I’m a big fan of planning out what your purchases are for the next year. I’m like “okay, I need a great jacket. I’m gonna buy a timeless jacket so it doesn’t matter if it’s one season older. It’s more like looking ahead so I can get the few pieces that I’m very excited about instead of the trendy crap that I’m gonna wear a few times, then throw away.
It’s like fast food. Eventually, you’re gonna hit a point where it just doesn’t appeal to you. That’s how fast fashion has gotten to me.
I would say, in many ways, that’s the core of Lazlo: let’s make things that bring a lot of joy to people that get it. So, every time I put on this Lazlo t-shirt, I feel amazing. And I put it on every day.
*laughs* Not this exact shirt, though. I own more than one.
Going back to your point about networks within Michigan – A.K. Rikks in Grand Rapids, people like Kevin and Eric at Today Clothing – do you feel like being in Detroit, Michigan as opposed to Denmark, or Tokyo, or even New York has been more of a benefit or an opportunity cost for Lazlo?

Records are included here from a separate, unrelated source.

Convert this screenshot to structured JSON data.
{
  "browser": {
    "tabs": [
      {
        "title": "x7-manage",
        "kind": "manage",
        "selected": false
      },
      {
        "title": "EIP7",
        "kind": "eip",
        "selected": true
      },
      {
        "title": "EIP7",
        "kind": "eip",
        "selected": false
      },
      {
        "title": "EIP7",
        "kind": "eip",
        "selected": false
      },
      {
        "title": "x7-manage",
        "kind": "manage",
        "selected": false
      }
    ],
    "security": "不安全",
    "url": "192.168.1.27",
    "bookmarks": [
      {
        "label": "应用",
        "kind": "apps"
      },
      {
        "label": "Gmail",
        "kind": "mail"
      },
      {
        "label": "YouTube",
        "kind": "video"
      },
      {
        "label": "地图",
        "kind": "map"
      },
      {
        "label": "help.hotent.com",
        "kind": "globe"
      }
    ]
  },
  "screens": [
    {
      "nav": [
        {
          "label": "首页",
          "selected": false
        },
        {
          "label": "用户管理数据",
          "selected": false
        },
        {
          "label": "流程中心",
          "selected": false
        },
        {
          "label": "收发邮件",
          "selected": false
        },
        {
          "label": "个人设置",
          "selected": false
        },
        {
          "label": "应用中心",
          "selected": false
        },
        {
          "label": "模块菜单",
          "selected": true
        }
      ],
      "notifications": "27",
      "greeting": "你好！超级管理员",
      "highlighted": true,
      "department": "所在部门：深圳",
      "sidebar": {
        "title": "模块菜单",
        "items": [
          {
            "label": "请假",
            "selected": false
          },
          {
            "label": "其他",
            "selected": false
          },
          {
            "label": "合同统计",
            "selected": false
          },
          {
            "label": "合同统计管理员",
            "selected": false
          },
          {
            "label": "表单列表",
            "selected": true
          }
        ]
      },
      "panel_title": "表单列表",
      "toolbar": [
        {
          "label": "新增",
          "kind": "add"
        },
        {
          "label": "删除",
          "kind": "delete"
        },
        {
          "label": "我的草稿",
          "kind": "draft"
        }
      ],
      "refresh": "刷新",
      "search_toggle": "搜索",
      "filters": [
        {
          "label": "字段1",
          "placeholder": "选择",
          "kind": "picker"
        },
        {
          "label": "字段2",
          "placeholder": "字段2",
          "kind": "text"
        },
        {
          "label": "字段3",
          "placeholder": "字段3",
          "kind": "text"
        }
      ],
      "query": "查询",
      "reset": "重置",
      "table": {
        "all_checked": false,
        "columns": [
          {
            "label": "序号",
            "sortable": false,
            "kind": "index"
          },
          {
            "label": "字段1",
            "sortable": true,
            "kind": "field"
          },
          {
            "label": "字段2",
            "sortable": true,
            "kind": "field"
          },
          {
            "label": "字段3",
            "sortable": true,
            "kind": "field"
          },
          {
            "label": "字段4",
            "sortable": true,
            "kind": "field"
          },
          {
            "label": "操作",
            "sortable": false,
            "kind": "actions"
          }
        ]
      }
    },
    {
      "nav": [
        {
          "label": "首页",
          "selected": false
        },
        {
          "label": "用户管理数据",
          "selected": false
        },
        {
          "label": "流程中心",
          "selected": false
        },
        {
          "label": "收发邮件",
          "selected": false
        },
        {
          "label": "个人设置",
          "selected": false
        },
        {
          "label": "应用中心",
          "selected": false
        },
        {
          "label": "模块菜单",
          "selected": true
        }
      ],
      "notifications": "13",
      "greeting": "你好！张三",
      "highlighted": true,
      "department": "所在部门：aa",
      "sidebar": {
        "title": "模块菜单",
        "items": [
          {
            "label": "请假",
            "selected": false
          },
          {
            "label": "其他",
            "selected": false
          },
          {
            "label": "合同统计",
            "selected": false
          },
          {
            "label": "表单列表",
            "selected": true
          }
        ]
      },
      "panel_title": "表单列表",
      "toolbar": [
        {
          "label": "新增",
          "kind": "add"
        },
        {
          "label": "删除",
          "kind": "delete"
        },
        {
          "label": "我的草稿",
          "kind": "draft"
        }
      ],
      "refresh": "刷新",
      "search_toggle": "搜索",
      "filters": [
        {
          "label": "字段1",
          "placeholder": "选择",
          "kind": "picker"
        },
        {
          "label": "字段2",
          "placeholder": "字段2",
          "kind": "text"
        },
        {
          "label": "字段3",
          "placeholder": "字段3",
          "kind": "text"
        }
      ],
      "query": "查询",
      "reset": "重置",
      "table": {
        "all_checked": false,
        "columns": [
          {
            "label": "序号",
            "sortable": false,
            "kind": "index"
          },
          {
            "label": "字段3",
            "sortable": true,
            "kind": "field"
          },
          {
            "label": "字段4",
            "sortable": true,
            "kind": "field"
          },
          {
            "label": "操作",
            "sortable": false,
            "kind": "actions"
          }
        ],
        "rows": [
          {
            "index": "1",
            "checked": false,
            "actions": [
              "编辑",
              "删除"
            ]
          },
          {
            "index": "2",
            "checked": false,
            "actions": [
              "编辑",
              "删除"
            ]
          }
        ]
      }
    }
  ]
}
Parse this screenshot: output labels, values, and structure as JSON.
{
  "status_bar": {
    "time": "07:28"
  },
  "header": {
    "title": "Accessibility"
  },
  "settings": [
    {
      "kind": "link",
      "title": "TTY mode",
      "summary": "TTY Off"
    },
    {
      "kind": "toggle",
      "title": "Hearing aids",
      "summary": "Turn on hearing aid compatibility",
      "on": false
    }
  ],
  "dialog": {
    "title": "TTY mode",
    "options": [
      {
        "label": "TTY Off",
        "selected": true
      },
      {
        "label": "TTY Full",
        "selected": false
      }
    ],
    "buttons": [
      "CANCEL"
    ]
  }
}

It’s a mixed bag. One of the things that’s been huge is that it’s cheap enough here that we’ve had the time to get things right. Over two years into this, there’s now some pressure to build momentum, but we’ve been able to really dive into the craft in a way that perhaps we wouldn’t have within a city like New York or LA.
At the same time, the networks just aren’t here. I mean, the market’s just not as big, especially in a thing like luxury fashion. The Midwest in general doesn’t have the same emphasis as either of the coasts or Europe.
I’ve done a fair amount of travel this year which has been really, really helpful, but Detroit just has this energy about it. I don’t know whether we all just wanted to be here so we pretend that we feel it, or if it’s actually just that strong, but everyone is here for a reason.
So I recently talked to Shinola CEO Tom Lewand about the story of Detroit has helped their brand grow globally, and he mentioned that outside of North America, the Detroit brand just doesn’t really carry clout. As Lazlo looks to expand, how much of a focus are you placing on the story vs. the product itself?
We’ve said from Day One that product has to be good enough that it could sit on any shelf and people would buy it without knowing the story behind it. We haven’t figured it out, but we have been very conscious that people won’t buy Lazlo because it’s from Detroit, they’ll buy it because they love it. So Detroit’s a part of our story, the sustainability’s part of our story, but it’s gotta be about great products.
I think with this city, the potential is sky-high and the problems are sadly still a whole lot more prevalent than we think. You forget that the bad stuff is still very present and real.
But then, you get to bring people like Aaron along for the ride.
Oh yeah! And that’s wonderful. He’s got this amazing smile. *laughs*
So when we interviewed him for the first time, he was still in prison so we had to do it over Skype. He didn’t stop smiling the entire time. And we just knew. We were just like “this is the guy.” It’s great. He calls me out every time I come into work with not a lot of energy. I’ll just come in, and he’ll be like “where’s your energy at, boss?”
There’s four of us on the team right now – me, my sister, Aaron, and Catherine, who actually went to U of M. None of us have any experience working in a production fashion house or a factory, so we’ve been learning the fashion piece from scratch. It’s been a lot of fun.